El próximo jueves a las 15:30, el Salón Dorado de la Gobernación será el epicentro de un debate crudo sobre la viabilidad financiera de la provincia de Buenos Aires. En ese marco, Axel Kicillof convocó a los 135 intendentes bajo una consigna nítida: exponer las "consecuencias económicas del gobierno de Milei". Sin embargo, el encuentro promete ser un bumerán de reclamos, ya que los jefes comunales (incluso los propios) no solo apuntan contra la Casa Rosada, sino también contra las demoras de la administración bonaerense.
El ministro de Economía, Pablo López, y el de Producción, Augusto Costa, serán los encargados de ponerle números al ahogo federal. Según el cálculo actualizado de la Provincia, la deuda de Nación con los bonaerenses asciende a $22 billones, desglosados en $8,7 billones por obras públicas paralizadas, $3,8 billones por deudas directas (FONID y Fondo de Fortalecimiento Fiscal), $2,2 billones por la retención de fondos de ANSES para el déficit previsional, y $6,6 billones de pérdida por caída de recaudación y coparticipación.
A pesar del diagnóstico compartido sobre el ajuste de Milei, los intendentes llegan a La Plata con una lista de quejas que tocan directamente a la gestión de Kicillof. La situación financiera de la Provincia muestra fisuras peligrosas: en el tercer trimestre de 2025, el déficit financiero fue de $1,4 billones.

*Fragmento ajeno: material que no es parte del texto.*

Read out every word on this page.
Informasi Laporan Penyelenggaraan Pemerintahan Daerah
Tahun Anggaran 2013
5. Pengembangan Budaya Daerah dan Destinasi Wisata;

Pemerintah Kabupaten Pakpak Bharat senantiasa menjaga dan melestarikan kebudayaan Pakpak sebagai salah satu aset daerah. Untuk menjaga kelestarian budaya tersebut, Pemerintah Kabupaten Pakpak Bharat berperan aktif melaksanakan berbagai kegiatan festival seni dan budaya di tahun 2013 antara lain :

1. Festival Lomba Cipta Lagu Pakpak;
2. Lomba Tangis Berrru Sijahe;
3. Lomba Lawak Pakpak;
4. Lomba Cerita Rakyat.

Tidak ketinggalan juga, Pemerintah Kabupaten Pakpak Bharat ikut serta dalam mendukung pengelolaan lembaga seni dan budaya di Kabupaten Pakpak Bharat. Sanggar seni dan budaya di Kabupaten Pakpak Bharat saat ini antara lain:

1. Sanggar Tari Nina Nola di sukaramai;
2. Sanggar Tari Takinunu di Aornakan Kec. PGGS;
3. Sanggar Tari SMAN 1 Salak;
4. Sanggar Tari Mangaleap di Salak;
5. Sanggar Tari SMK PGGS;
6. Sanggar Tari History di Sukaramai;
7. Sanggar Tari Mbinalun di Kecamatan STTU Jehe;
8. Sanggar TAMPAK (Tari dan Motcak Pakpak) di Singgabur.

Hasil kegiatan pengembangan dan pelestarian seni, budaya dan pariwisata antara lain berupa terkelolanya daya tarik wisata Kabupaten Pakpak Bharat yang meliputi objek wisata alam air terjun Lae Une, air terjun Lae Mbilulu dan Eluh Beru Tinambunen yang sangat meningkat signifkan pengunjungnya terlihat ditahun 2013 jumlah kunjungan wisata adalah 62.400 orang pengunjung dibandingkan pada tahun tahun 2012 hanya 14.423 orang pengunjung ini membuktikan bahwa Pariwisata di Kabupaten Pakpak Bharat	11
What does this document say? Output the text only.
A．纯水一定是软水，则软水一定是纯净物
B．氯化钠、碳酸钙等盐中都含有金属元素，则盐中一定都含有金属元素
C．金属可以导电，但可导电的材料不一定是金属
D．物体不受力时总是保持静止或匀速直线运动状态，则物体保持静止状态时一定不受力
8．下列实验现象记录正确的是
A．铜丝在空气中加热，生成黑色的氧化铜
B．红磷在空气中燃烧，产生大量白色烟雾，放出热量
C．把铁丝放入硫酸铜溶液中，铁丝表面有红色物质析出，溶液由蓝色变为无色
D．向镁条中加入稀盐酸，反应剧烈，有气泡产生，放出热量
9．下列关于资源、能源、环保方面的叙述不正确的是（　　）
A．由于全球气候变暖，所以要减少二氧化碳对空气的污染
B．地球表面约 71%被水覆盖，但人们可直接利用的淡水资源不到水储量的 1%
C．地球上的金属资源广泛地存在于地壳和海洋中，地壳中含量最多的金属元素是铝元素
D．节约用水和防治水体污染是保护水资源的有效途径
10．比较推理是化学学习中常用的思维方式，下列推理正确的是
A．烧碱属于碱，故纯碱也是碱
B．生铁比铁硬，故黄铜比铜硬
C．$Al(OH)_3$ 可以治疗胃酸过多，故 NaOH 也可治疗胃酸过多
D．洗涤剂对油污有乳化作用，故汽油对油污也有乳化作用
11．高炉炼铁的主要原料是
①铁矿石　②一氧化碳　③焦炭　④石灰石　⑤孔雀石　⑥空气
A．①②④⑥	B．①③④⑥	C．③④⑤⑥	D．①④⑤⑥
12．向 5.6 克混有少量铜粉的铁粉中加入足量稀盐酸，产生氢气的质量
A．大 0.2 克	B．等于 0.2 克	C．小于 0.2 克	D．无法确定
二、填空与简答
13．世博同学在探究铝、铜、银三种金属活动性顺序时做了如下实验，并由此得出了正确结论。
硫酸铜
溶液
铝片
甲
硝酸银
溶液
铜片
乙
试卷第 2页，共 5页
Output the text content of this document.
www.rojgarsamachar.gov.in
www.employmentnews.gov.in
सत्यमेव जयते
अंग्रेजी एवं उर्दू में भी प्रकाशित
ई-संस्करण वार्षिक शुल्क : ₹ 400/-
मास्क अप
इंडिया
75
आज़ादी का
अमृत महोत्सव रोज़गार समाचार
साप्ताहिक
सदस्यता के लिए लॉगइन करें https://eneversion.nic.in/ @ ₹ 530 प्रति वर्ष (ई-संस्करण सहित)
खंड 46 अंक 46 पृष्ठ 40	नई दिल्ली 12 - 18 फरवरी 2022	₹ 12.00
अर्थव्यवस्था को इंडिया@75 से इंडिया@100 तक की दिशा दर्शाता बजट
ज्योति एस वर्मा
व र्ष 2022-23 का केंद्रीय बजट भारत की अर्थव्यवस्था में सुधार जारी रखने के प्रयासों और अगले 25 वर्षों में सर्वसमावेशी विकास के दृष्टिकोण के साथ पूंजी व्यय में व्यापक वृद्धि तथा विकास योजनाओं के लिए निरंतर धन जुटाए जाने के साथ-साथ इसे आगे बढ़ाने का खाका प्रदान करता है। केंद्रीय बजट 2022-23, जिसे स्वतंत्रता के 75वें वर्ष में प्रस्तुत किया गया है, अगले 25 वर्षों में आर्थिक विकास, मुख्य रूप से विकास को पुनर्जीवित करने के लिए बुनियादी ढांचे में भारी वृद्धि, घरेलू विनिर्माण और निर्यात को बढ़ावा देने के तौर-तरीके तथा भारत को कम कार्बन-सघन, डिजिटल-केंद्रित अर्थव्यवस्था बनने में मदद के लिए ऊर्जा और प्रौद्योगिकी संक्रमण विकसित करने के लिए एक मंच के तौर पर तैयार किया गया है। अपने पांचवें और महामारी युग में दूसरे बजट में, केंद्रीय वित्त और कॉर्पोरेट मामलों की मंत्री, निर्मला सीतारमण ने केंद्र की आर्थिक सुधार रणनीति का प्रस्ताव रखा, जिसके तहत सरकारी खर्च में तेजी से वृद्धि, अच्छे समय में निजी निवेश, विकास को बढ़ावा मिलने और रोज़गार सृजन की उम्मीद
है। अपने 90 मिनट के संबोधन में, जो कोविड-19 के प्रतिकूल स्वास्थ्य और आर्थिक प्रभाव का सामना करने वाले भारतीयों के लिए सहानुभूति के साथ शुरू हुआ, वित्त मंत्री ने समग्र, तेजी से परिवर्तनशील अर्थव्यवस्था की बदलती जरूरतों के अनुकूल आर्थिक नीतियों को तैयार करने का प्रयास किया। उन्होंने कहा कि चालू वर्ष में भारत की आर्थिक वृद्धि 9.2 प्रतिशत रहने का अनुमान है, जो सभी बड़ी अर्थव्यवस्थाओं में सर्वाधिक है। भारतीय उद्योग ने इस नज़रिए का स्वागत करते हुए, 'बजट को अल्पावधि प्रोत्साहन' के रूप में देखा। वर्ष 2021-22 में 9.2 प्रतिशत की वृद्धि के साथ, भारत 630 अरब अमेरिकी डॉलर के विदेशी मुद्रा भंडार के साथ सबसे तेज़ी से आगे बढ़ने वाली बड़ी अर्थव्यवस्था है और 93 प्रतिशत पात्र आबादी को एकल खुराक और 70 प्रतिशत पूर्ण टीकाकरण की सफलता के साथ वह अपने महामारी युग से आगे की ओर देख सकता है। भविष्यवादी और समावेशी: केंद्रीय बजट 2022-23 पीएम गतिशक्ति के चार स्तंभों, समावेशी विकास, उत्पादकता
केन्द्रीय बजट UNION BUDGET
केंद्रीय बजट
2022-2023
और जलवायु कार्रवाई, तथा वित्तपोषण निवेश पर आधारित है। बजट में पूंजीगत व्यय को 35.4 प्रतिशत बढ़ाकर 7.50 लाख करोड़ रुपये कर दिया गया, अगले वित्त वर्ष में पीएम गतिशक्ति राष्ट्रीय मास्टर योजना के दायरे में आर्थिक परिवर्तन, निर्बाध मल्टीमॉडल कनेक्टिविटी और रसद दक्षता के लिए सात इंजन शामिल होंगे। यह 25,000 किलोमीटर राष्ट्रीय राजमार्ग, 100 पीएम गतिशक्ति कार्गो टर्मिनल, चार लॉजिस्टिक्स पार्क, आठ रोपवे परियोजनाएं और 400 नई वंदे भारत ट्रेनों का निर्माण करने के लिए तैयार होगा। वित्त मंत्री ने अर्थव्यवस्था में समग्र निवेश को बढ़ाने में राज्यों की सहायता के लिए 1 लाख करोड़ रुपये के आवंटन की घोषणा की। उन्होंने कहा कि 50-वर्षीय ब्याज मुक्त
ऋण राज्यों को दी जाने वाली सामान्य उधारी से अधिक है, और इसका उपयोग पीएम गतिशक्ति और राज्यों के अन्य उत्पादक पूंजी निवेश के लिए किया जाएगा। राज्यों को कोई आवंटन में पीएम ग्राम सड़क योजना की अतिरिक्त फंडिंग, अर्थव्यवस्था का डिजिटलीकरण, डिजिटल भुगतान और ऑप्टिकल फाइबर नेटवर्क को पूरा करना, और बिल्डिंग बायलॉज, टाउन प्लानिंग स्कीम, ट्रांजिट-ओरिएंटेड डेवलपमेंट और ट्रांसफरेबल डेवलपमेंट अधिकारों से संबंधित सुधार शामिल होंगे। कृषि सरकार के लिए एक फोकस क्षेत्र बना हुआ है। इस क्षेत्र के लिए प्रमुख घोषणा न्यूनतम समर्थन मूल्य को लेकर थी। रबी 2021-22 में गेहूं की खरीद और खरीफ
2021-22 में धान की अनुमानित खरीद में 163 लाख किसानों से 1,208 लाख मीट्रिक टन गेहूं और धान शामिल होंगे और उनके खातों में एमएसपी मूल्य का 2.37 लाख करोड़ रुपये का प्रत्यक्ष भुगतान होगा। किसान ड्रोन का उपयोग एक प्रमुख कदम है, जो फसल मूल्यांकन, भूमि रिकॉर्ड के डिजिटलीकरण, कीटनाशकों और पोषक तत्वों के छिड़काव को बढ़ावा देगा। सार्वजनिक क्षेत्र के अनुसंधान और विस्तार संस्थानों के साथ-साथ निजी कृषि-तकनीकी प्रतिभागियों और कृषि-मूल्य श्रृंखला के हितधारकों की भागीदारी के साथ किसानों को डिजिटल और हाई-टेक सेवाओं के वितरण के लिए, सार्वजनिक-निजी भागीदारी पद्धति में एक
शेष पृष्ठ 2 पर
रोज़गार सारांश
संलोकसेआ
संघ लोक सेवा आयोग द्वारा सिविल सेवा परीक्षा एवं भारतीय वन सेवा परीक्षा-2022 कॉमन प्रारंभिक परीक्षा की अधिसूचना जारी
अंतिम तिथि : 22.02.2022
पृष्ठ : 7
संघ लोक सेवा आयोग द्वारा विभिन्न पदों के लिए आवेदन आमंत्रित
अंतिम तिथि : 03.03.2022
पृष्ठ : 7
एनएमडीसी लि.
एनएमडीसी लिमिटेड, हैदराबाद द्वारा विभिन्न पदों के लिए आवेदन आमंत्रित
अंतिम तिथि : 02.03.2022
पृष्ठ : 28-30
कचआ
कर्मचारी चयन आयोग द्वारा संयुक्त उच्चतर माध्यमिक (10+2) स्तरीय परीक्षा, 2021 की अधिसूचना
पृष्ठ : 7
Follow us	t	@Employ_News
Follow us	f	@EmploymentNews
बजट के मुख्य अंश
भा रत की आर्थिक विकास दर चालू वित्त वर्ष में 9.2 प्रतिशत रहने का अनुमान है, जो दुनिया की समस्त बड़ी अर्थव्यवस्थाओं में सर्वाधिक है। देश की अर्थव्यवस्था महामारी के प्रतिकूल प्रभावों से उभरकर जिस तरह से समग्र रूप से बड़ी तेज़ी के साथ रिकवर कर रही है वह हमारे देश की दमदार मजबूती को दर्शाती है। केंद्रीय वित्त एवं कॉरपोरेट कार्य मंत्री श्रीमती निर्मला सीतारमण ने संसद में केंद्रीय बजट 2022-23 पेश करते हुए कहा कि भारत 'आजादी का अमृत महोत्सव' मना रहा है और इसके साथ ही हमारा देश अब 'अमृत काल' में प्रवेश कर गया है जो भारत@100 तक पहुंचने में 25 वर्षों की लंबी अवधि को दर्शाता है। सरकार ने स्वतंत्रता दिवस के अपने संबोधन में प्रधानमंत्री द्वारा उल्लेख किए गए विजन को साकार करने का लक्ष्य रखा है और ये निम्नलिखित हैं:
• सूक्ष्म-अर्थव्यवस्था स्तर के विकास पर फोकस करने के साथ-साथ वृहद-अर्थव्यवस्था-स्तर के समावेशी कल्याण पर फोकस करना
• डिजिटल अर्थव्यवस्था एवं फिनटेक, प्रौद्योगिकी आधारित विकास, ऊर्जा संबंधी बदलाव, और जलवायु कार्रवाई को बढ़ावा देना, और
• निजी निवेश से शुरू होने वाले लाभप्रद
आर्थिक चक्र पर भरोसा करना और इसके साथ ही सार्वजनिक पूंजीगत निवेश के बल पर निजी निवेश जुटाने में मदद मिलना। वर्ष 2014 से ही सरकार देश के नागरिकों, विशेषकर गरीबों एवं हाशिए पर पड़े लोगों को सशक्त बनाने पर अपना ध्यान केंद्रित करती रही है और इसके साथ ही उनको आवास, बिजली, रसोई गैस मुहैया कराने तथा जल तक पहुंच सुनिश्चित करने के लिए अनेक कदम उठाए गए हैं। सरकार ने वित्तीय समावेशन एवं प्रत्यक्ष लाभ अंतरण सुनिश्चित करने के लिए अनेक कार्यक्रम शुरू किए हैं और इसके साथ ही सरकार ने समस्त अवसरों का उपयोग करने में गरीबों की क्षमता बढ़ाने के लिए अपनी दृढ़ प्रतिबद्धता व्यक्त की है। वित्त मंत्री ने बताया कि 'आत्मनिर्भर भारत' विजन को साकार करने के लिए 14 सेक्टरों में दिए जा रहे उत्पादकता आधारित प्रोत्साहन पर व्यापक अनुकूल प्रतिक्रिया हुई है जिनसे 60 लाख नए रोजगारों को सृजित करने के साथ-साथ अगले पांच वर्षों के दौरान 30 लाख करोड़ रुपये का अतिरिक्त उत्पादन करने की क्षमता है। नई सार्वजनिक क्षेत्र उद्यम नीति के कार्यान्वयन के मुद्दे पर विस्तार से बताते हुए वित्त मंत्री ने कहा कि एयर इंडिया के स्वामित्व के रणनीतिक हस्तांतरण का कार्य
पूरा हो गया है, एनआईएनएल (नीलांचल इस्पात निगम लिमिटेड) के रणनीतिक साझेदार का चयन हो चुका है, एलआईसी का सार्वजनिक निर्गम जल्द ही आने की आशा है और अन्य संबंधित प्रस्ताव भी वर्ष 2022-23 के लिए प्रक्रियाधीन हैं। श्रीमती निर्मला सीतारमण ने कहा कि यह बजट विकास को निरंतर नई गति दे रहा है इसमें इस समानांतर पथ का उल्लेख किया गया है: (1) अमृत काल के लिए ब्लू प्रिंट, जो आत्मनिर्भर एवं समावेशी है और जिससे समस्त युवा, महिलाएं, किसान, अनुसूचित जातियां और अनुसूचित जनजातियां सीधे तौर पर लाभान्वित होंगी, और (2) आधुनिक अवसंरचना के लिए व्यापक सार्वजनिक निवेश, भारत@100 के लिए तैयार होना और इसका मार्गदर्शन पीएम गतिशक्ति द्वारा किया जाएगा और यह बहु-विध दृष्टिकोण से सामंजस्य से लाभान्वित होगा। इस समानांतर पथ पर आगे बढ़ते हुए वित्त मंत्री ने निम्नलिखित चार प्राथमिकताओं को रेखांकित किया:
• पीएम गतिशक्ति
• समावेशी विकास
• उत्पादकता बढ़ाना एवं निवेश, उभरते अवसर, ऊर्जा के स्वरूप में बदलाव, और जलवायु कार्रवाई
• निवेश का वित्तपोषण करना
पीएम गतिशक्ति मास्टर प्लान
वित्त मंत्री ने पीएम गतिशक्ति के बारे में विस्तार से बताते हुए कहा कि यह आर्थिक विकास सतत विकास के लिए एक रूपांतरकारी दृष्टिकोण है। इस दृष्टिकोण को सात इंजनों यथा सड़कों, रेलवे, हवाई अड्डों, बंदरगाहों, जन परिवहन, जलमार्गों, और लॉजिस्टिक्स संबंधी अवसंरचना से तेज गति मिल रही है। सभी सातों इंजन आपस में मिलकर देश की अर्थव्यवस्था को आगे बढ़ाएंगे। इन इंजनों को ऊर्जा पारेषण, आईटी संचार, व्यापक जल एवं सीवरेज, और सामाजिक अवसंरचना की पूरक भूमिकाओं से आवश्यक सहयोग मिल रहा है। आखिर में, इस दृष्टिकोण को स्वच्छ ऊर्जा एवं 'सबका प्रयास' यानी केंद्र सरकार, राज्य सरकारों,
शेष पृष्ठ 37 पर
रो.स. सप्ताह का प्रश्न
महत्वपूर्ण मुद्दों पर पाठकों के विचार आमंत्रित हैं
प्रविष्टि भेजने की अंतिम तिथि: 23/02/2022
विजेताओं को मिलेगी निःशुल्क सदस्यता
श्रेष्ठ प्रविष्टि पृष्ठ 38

Esto ha provocado que la Provincia estire la cadena de pagos en áreas sensibles. Los intendentes denuncian que los proveedores del Estado registran demoras superiores a los 120 días, que empezaron a aparecer cheques rechazados de organismos provinciales, lo que expone un sistema al límite de su capacidad técnica, y que la oferta salarial del 1,5% para enero de 2026 ha tensado las paritarias al máximo, trasladando el conflicto gremial a las delegaciones municipales.
El impacto de la recesión ya no es una estadística, sino una fila de vecinos en las puertas de los municipios. Los alcaldes alertan que los pedidos de asistencia para pagar alquileres, alimentos y servicios básicos se han disparado. A esto se suma el cierre de comercios y pymes industriales que dejan a cientos de bonaerenses sin empleo, presionando aún más los presupuestos locales que, en términos reales, cayeron un 2,24% en el inicio del año.
Como "tabla de salvación" a lo Titanic, la Provincia pondrá sobre la mesa el Fondo de Emergencia y Fortalecimiento de la Inversión Municipal, pero los intendentes opositores y algunos oficialistas críticos miran con desconfianza ya que temen que los recursos lleguen tarde para contener un clima social que se vuelve cada vez más frágil en el Conurbano y el interior.